Se dégommer. S'entre-tuer.
- DÉGOMMER (Se), v. réfl. Vieillir, perdre de ses cheveux, de son élégance, de sa fraîcheur,—au propre et au figuré.
- DÉGOTTAGE, s. m. Action de surpasser quelqu'un en force ou en talent, en esprit ou en beauté. Argot des faubouriens.
Signifie aussi: Recherche couronnée de succès.
- DÉGOTTER, v. a. Surpasser, faire mieux ou pis; étonner, par sa force ou par son esprit, des gens malingres ou niais.
Signifie aussi: Trouver ce que l'on cherche.

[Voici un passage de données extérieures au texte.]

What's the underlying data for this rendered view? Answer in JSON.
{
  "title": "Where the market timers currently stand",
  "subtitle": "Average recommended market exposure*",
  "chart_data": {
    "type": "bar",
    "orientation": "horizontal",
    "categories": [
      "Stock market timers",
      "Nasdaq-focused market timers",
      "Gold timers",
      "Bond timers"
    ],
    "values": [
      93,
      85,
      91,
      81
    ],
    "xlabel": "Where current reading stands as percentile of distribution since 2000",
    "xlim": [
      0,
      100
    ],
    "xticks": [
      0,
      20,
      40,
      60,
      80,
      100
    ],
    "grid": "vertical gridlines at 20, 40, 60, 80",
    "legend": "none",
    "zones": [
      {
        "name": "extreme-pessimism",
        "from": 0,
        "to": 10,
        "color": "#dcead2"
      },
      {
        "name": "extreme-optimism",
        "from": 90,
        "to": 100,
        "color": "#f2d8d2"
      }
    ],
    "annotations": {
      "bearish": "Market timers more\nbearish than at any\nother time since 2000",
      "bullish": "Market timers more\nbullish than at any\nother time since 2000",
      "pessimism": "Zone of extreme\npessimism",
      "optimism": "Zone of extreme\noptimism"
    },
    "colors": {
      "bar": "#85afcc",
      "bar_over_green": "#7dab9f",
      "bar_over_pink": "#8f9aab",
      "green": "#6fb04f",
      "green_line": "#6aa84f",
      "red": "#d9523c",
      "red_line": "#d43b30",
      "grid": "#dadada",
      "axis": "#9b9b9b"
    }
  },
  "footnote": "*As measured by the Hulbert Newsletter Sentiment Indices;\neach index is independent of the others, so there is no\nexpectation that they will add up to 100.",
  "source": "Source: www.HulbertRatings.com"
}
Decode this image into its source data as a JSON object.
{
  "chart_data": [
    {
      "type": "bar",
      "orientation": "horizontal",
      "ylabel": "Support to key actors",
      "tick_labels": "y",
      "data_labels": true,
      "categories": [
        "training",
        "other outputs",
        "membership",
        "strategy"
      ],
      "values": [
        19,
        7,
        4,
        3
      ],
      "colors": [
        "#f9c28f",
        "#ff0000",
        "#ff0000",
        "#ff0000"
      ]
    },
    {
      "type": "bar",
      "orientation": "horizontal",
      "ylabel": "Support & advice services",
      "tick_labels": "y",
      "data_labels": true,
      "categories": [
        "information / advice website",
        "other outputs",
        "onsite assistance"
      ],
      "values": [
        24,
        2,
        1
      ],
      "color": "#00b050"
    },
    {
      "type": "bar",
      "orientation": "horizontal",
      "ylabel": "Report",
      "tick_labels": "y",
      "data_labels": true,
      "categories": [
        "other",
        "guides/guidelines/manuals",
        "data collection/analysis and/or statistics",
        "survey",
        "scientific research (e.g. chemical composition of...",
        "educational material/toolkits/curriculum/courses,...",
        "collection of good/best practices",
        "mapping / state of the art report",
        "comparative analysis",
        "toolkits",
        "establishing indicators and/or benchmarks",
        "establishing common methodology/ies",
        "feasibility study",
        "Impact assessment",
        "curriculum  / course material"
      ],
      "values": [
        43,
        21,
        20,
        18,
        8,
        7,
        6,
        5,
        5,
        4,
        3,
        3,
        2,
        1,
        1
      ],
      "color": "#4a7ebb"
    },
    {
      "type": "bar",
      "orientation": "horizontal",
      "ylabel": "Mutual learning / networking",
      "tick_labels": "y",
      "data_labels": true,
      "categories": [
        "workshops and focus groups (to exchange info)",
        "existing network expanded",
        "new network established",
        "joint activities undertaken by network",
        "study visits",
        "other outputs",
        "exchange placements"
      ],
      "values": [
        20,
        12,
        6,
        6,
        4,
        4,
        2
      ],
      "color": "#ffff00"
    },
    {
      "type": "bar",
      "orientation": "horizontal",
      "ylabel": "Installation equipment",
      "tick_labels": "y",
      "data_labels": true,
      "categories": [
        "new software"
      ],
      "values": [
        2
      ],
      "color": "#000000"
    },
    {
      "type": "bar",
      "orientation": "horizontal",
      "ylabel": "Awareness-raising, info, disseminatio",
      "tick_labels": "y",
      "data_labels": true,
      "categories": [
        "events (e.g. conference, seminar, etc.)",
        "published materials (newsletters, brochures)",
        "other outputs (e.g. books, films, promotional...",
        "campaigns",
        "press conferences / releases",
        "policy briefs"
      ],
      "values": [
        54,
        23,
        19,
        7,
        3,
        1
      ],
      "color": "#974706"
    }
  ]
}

- DÉGOULINER, v. n. Couler, tomber goutte à goutte des yeux et surtout de la bouche,—dans l'argot du peuple.
- DÉGOURDIR, v. a. Emanciper l'esprit ou les sens de quelqu'un,—dans le même argot.
Se dégourdir. Se débourrer, se débarrasser de ses allures gauches, de la timidité naturelle à la jeunesse.
Signifie aussi: S'amuser.
- DÉGOUTÉ (N'être pas). Prendre le meilleur morceau, choisir la plus jolie femme,—dans le même argot.
- DÉGRAISSER (Se). Maigrir,—dans l'argot du peuple.
- DÉGRAISSER UN HOMME, v. a. Le ruiner,—dans l'argot des petites dames, qui trouvent alors qu'il n'y a pas gras dans ses poches.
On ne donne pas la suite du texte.